ABD ve diğer müttefik devletler Ukrayna’ya gerekli olan mühimmatı göndermede sıkıntısı yaşarken Rusya’nın silah ve mühimmat üretimini ciddi şekilde artırdığı ileri sürülüyor. Uygulanan yaptırımların beklenen neticeleri vermediği ve Rusya’nın Batı’dan çok daha hızlı bir şekilde mühimmat üretebildiği belirtiliyor. Batılı yetkililer özellikle Rus füze üretiminin savaş öncesi seviyelerin üzerine çıktığını kaydediyor. Rusya’nın mühimmat üretim oranına ilişkin değerlendirmelerde bulunan Ukrayna’nın askeri istihbarat müdürlüğü GUR’un Başkan Yardımcısı Tümgeneral Vadym Skibitskyi, Rusya’nın savunma sanayisinin üretimini önemli ölçüde arttırdığına ancak hala talebi karşılamakta zorlandığını belirtiyor. Moskova’nın bu açığı kapatmak için İran ve Kuzey Kore gibi yabancı ortaklara başvurduğunu söyleyen Skibitskyi, Kremlin’in Washington’un Kiev’e yardımları kesmesiyle Ukrayna savunmasının zayıflamasına da ihtiyaç duyduğuna dikkat çekiyor.

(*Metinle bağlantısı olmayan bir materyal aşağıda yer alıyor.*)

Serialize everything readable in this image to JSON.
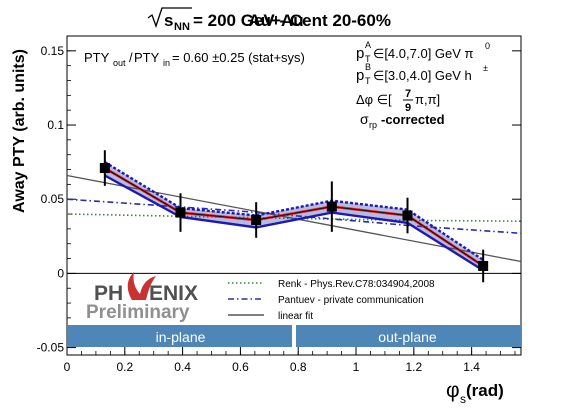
{
  "chart_data": {
    "type": "line",
    "title": "Au+Au√s_NN = 200 GeV - Cent 20-60%",
    "title_parts": {
      "prefix": "Au+Au",
      "sqrt_arg": "s",
      "sqrt_sub": "NN",
      "suffix": " = 200 GeV - Cent 20-60%"
    },
    "xlabel": "φ_s (rad)",
    "xlabel_parts": {
      "symbol": "φ",
      "sub": "s",
      "unit": " (rad)"
    },
    "ylabel": "Away PTY (arb. units)",
    "xlim": [
      0,
      1.5708
    ],
    "ylim": [
      -0.055,
      0.16
    ],
    "x_ticks": [
      0,
      0.2,
      0.4,
      0.6,
      0.8,
      1,
      1.2,
      1.4
    ],
    "x_tick_labels": [
      "0",
      "0.2",
      "0.4",
      "0.6",
      "0.8",
      "1",
      "1.2",
      "1.4"
    ],
    "y_ticks": [
      -0.05,
      0,
      0.05,
      0.1,
      0.15
    ],
    "y_tick_labels": [
      "-0.05",
      "0",
      "0.05",
      "0.1",
      "0.15"
    ],
    "grid": false,
    "ratio_text": {
      "lhs_a": "PTY",
      "lhs_sub_a": "out",
      "slash": "/",
      "lhs_b": "PTY",
      "lhs_sub_b": "in",
      "rhs": " = 0.60 ±0.25 (stat+sys)"
    },
    "cuts_text": [
      {
        "sym": "p",
        "sub": "T",
        "sup": "A",
        "rest": "∈[4.0,7.0] GeV π",
        "rest_sup": "0"
      },
      {
        "sym": "p",
        "sub": "T",
        "sup": "B",
        "rest": "∈[3.0,4.0] GeV h",
        "rest_sup": "±"
      }
    ],
    "dphi_text": {
      "prefix": "Δφ ∈[",
      "frac_num": "7",
      "frac_den": "9",
      "suffix": "π,π]"
    },
    "sigma_text": {
      "sym": "σ",
      "sub": "rp",
      "rest": "-corrected"
    },
    "logo": {
      "line1a": "PH",
      "line1b": "ENIX",
      "line2": "Preliminary"
    },
    "bands": {
      "left": "in-plane",
      "right": "out-plane",
      "divider_x": 0.7854,
      "color": "#4f86b8"
    },
    "points": {
      "x": [
        0.1309,
        0.3927,
        0.6545,
        0.9163,
        1.1781,
        1.4399
      ],
      "y": [
        0.071,
        0.041,
        0.036,
        0.045,
        0.039,
        0.005
      ],
      "err": [
        0.012,
        0.013,
        0.012,
        0.017,
        0.012,
        0.011
      ]
    },
    "band_upper": [
      0.075,
      0.044,
      0.039,
      0.049,
      0.043,
      0.009
    ],
    "band_lower": [
      0.066,
      0.038,
      0.031,
      0.041,
      0.034,
      0.002
    ],
    "series": [
      {
        "name": "Renk - Phys.Rev.C78:034904,2008",
        "color": "#2e8b3a",
        "style": "dotted",
        "x": [
          0,
          0.4,
          0.8,
          1.2,
          1.5708
        ],
        "y": [
          0.04,
          0.0385,
          0.037,
          0.0357,
          0.0352
        ]
      },
      {
        "name": "Pantuev - private communication",
        "color": "#2a2ab0",
        "style": "dashdot",
        "x": [
          0,
          0.3,
          0.6,
          0.9,
          1.2,
          1.5708
        ],
        "y": [
          0.05,
          0.046,
          0.042,
          0.037,
          0.032,
          0.027
        ]
      },
      {
        "name": "linear fit",
        "color": "#555555",
        "style": "solid",
        "x": [
          0,
          1.5708
        ],
        "y": [
          0.066,
          0.008
        ]
      }
    ]
  }
}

Mühimmat sıkıntısı yaşayan Ukrayna’ya yardımcı olmak amacıyla devreye giren NATO da 1,2 milyar dolarlık bir sözleşme imzaladığını açıkladı. Sözleşme ile 220 bin adet 155 milimetrelik mühimmat alımı yapılacağı duyuruldu. Sözleşmenin NATO müttefiklerine kendi envanterlerindeki azalan mühimmatı yenileme ve Ukrayna’ya daha fazla mühimmat gönderme imkânı sağlayacağı kaydedildi. NATO Destek ve Tedarik Ajansı (NSPA) anlaşmayı, mermileri Ukrayna’ya gönderecek ya da kendi tükenen envanterlerini stoklamak için kullanacak olan birkaç müttefik adına yaptığını belirtti.

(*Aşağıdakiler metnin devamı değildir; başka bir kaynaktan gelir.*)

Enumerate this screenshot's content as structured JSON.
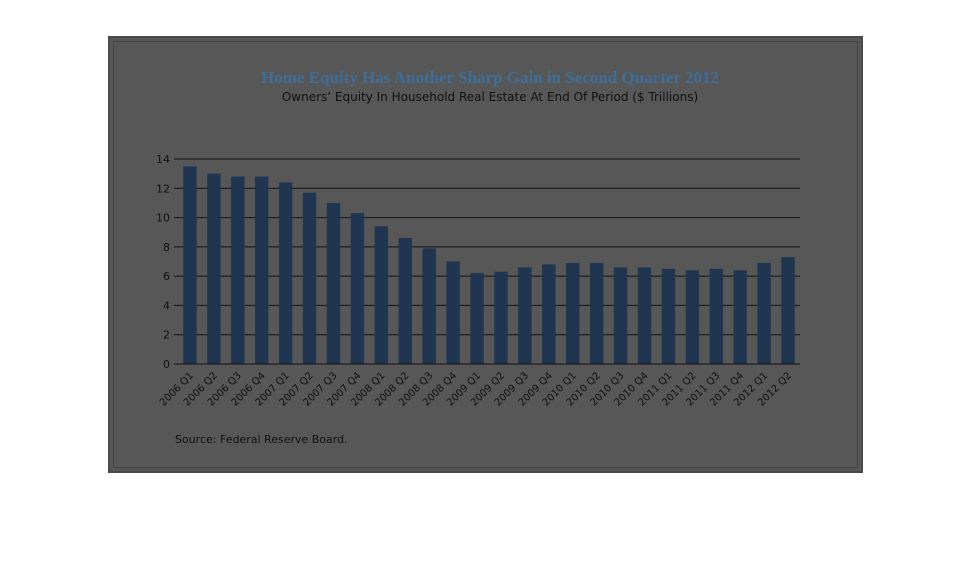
{
  "chart_data": {
    "type": "bar",
    "title": "Home Equity Has Another Sharp Gain in Second Quarter 2012",
    "subtitle": "Owners’ Equity In Household Real Estate At End Of Period ($ Trillions)",
    "source": "Source:  Federal Reserve Board.",
    "categories": [
      "2006 Q1",
      "2006 Q2",
      "2006 Q3",
      "2006 Q4",
      "2007 Q1",
      "2007 Q2",
      "2007 Q3",
      "2007 Q4",
      "2008 Q1",
      "2008 Q2",
      "2008 Q3",
      "2008 Q4",
      "2009 Q1",
      "2009 Q2",
      "2009 Q3",
      "2009 Q4",
      "2010 Q1",
      "2010 Q2",
      "2010 Q3",
      "2010 Q4",
      "2011 Q1",
      "2011 Q2",
      "2011 Q3",
      "2011 Q4",
      "2012 Q1",
      "2012 Q2"
    ],
    "values": [
      13.5,
      13.0,
      12.8,
      12.8,
      12.4,
      11.7,
      11.0,
      10.3,
      9.4,
      8.6,
      7.9,
      7.0,
      6.2,
      6.3,
      6.6,
      6.8,
      6.9,
      6.9,
      6.6,
      6.6,
      6.5,
      6.4,
      6.5,
      6.4,
      6.9,
      7.3
    ],
    "ylim": [
      0,
      14
    ],
    "yticks": [
      0,
      2,
      4,
      6,
      8,
      10,
      12,
      14
    ],
    "grid": true,
    "colors": {
      "bar": "#1f3550",
      "background": "#575757",
      "title": "#3e6f9c",
      "grid": "#111111"
    }
  }
}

NATO Genel Sekreteri Jens Stoltenberg, Brüksel’deki imza töreninin ardından yaptığı açıklamada, “Ukrayna’daki savaş bir mühimmat savaşı haline geldi” ifadelerini kullanarak Ukrayna’ya sağlanan silah yardımının kesintisiz devam etmesi gerektiğine vurgu yaptı. Ukrayna Savunma Bakanı Rüstem Umerov geçen hafta yaptığı açıklamada, “mermi açlığı” olarak tanımladığı mühimmat sıkıntısının Rusya’nın işgalinden yaklaşık iki yıl sonra Kiev birlikleri için büyük bir sorun haline geldiğini söylemişti.
ABD’nin Ukrayna’ya yönelik askeri yardım çabaları, Kongre’deki bütçe onayı sürecindeki engellemeler ve artan zorluklar nedeniyle sıkıntılı bir dönemden geçiyor. Biden yönetimi, Rusya’nın Ukrayna’ya yönelik saldırılarını yoğunlaştırdığı bir zamanda, Pentagon’un kısıtlı imkanları ve azalan fonları nedeniyle Ukrayna’ya yeterli teçhizat ve mühimmat sağlamakta zorlanıyor. Bu durum, Ukrayna ordusunun mühimmat sıkıntısı çekmesine ve savunma kapasitesinin zayıflamasına yol açıyor. NATO’nun mühimmat alımı için imzaladığı sözleşme gibi uluslararası girişimler, Ukrayna’ya destek sağlama çabalarını güçlendirse de ABD ve müttefiklerinin Ukrayna’ya sürekli yardım sağlaması için Kongre’nin onayının kritik öneme sahip olduğu görülüyor. Bu durum, Ukrayna’nın savunma kabiliyetini güçlendirmek ve bölgedeki istikrarı sağlamak için uluslararası toplumun koordineli ve etkin bir şekilde hareket etmesinin önemini ortaya koyuyor.